Aims Precise surgical phase recognition and evaluation may improve our understanding of
complex endoscopic procedures. Furthermore, quality control measurements and endoscopy
training could benefit from objective descriptions of surgical phase distributions.
Therefore, we aimed to develop an artificial intelligence algorithm for frame-by-frame
operational phase recognition during endoscopic submucosal dissection (ESD).
Methods Full length ESD-videos from 31 patients comprising 6.297.782 single images were collected
retrospectively. Videos were annotated on a frame-by-frame basis for the operational
macro-phases diagnostics, marking, injection, dissection and bleeding. Further subphases
were the application of electrical current, visible injection of fluid into the submucosal
space and scope manipulation, leading to 11 phases in total. 4.975.699 frames (21
patients) were used for training of a video swin transformer using uniform frame sampling
for temporal information. Hyperparameter tuning was performed with 897.325 further
frames (6 patients), while 424.758 frames (4 patients) were used for validation.
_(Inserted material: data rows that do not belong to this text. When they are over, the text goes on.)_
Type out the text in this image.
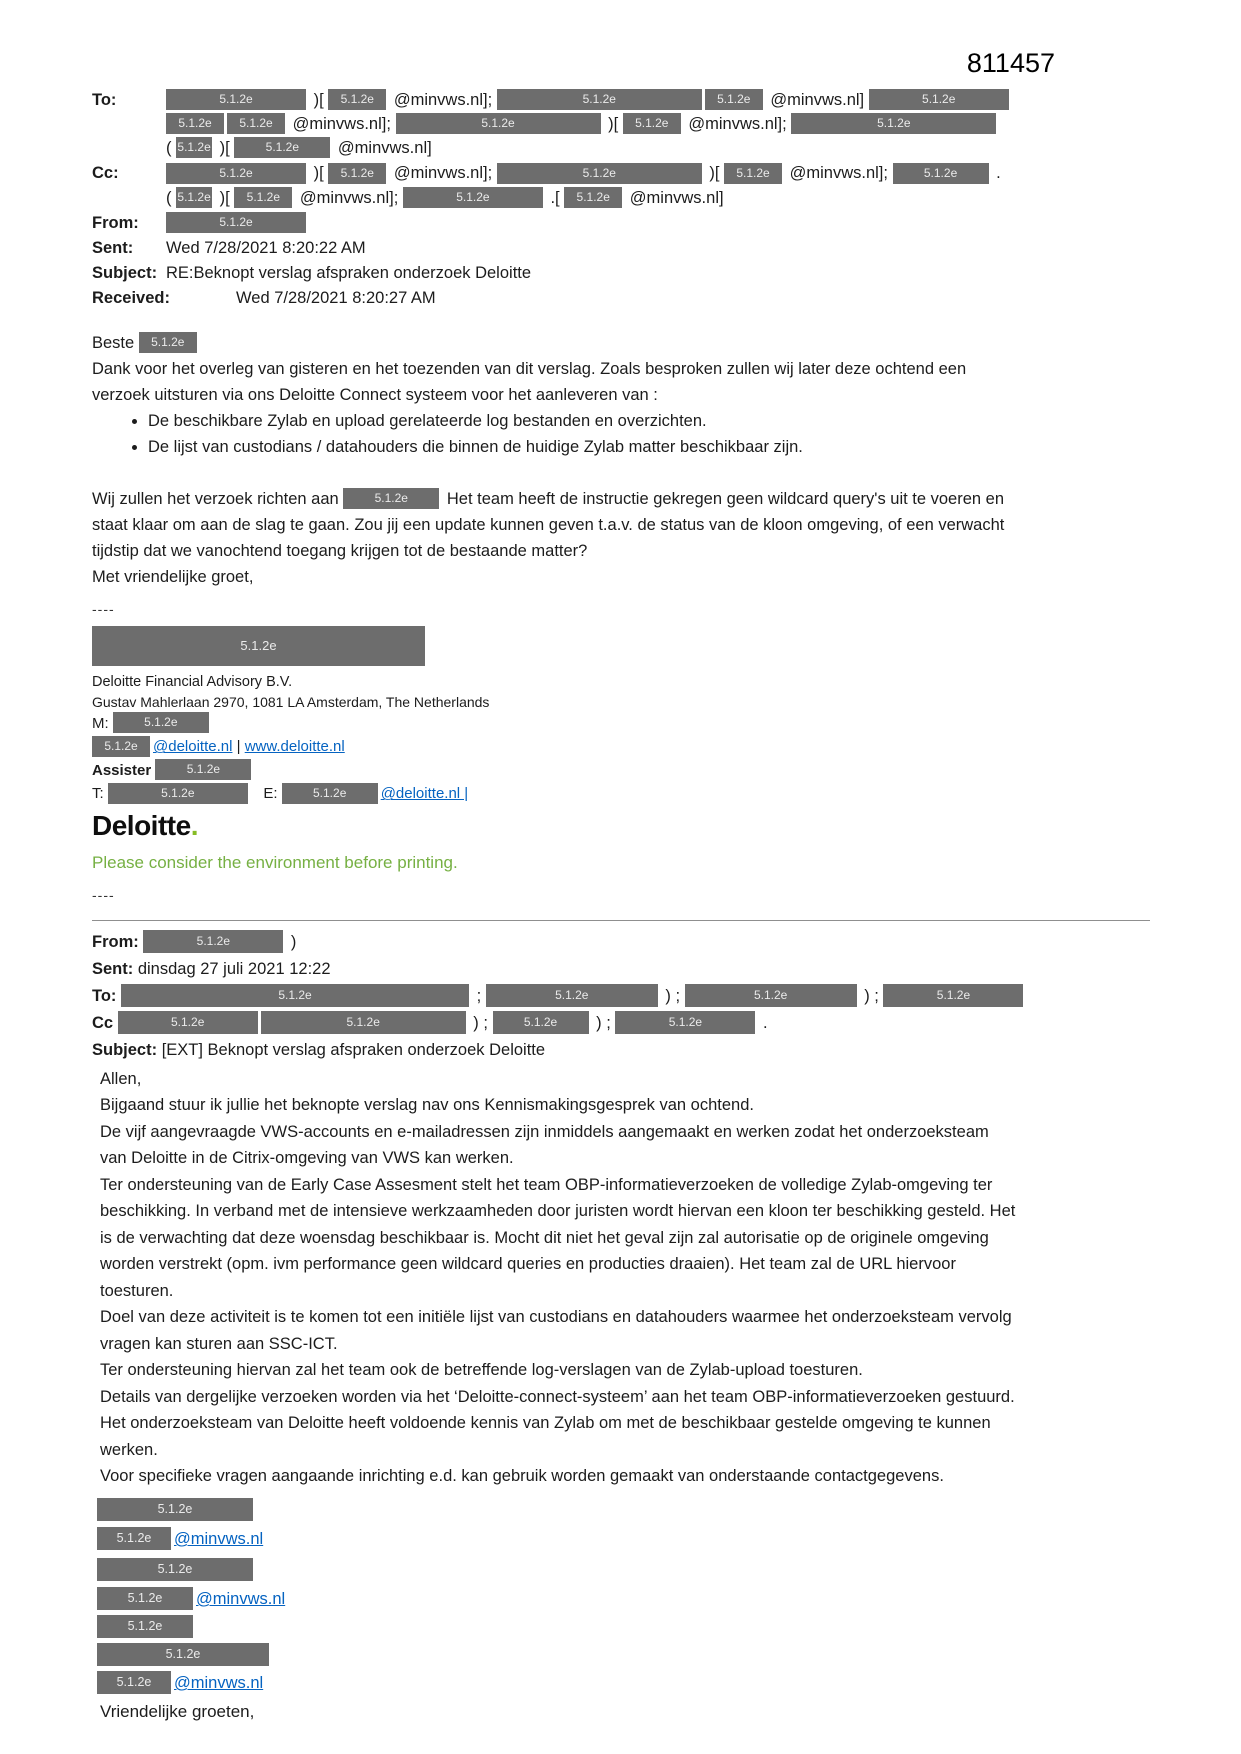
811457
To:	5.1.2e	)[ 5.1.2e @minvws.nl];	5.1.2e	5.1.2e @minvws.nl]	5.1.2e
5.1.2e 5.1.2e @minvws.nl];	5.1.2e	)[ 5.1.2e @minvws.nl];	5.1.2e
( 5.1.2e )[	5.1.2e @minvws.nl]
Cc:	5.1.2e	)[ 5.1.2e @minvws.nl];	5.1.2e	)[ 5.1.2e @minvws.nl];	5.1.2e .
( 5.1.2e )[ 5.1.2e @minvws.nl];	5.1.2e	.[ 5.1.2e @minvws.nl]
From:	5.1.2e
Sent:	Wed 7/28/2021 8:20:22 AM
Subject: RE:Beknopt verslag afspraken onderzoek Deloitte
Received:	Wed 7/28/2021 8:20:27 AM

Beste 5.1.2e

Dank voor het overleg van gisteren en het toezenden van dit verslag. Zoals besproken zullen wij later deze ochtend een verzoek uitsturen via ons Deloitte Connect systeem voor het aanleveren van :

• De beschikbare Zylab en upload gerelateerde log bestanden en overzichten.
• De lijst van custodians / datahouders die binnen de huidige Zylab matter beschikbaar zijn.

Wij zullen het verzoek richten aan	5.1.2e Het team heeft de instructie gekregen geen wildcard query's uit te voeren en staat klaar om aan de slag te gaan. Zou jij een update kunnen geven t.a.v. de status van de kloon omgeving, of een verwacht tijdstip dat we vanochtend toegang krijgen tot de bestaande matter?

Met vriendelijke groet,

----
5.1.2e
Deloitte Financial Advisory B.V.
Gustav Mahlerlaan 2970, 1081 LA Amsterdam, The Netherlands
M:	5.1.2e
5.1.2e @deloitte.nl | www.deloitte.nl
Assister	5.1.2e
T:	5.1.2e	E:	5.1.2e @deloitte.nl |
Deloitte.
Please consider the environment before printing.
----
From:	5.1.2e	)
Sent: dinsdag 27 juli 2021 12:22
To:	5.1.2e	;	5.1.2e	) ;	5.1.2e	) ;	5.1.2e
Cc	5.1.2e	5.1.2e	) ;	5.1.2e ) ;	5.1.2e	.
Subject: [EXT] Beknopt verslag afspraken onderzoek Deloitte

Allen,

Bijgaand stuur ik jullie het beknopte verslag nav ons Kennismakingsgesprek van ochtend.

De vijf aangevraagde VWS-accounts en e-mailadressen zijn inmiddels aangemaakt en werken zodat het onderzoeksteam van Deloitte in de Citrix-omgeving van VWS kan werken.

Ter ondersteuning van de Early Case Assesment stelt het team OBP-informatieverzoeken de volledige Zylab-omgeving ter beschikking. In verband met de intensieve werkzaamheden door juristen wordt hiervan een kloon ter beschikking gesteld. Het is de verwachting dat deze woensdag beschikbaar is. Mocht dit niet het geval zijn zal autorisatie op de originele omgeving worden verstrekt (opm. ivm performance geen wildcard queries en producties draaien). Het team zal de URL hiervoor toesturen.

Doel van deze activiteit is te komen tot een initiële lijst van custodians en datahouders waarmee het onderzoeksteam vervolg vragen kan sturen aan SSC-ICT.

Ter ondersteuning hiervan zal het team ook de betreffende log-verslagen van de Zylab-upload toesturen.

Details van dergelijke verzoeken worden via het ‘Deloitte-connect-systeem’ aan het team OBP-informatieverzoeken gestuurd.

Het onderzoeksteam van Deloitte heeft voldoende kennis van Zylab om met de beschikbaar gestelde omgeving te kunnen werken.

Voor specifieke vragen aangaande inrichting e.d. kan gebruik worden gemaakt van onderstaande contactgegevens.

5.1.2e
5.1.2e @minvws.nl
5.1.2e
5.1.2e @minvws.nl
5.1.2e
5.1.2e
5.1.2e @minvws.nl
Vriendelijke groeten,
Results The overall F1 scores on the test dataset for the macro-phases and all 11 phases
were 0.96 and 0.90, respectively. The recall values for diagnostics, marking, injection,
dissection and bleeding were 1.00, 1.00, 0.95, 0.96 and 0.93, respectively.
Conclusions The algorithm classified operational phases during ESD with high accuracy. A precise
evaluation of phase distribution may allow for the development of objective quality
metrics for quality control and training.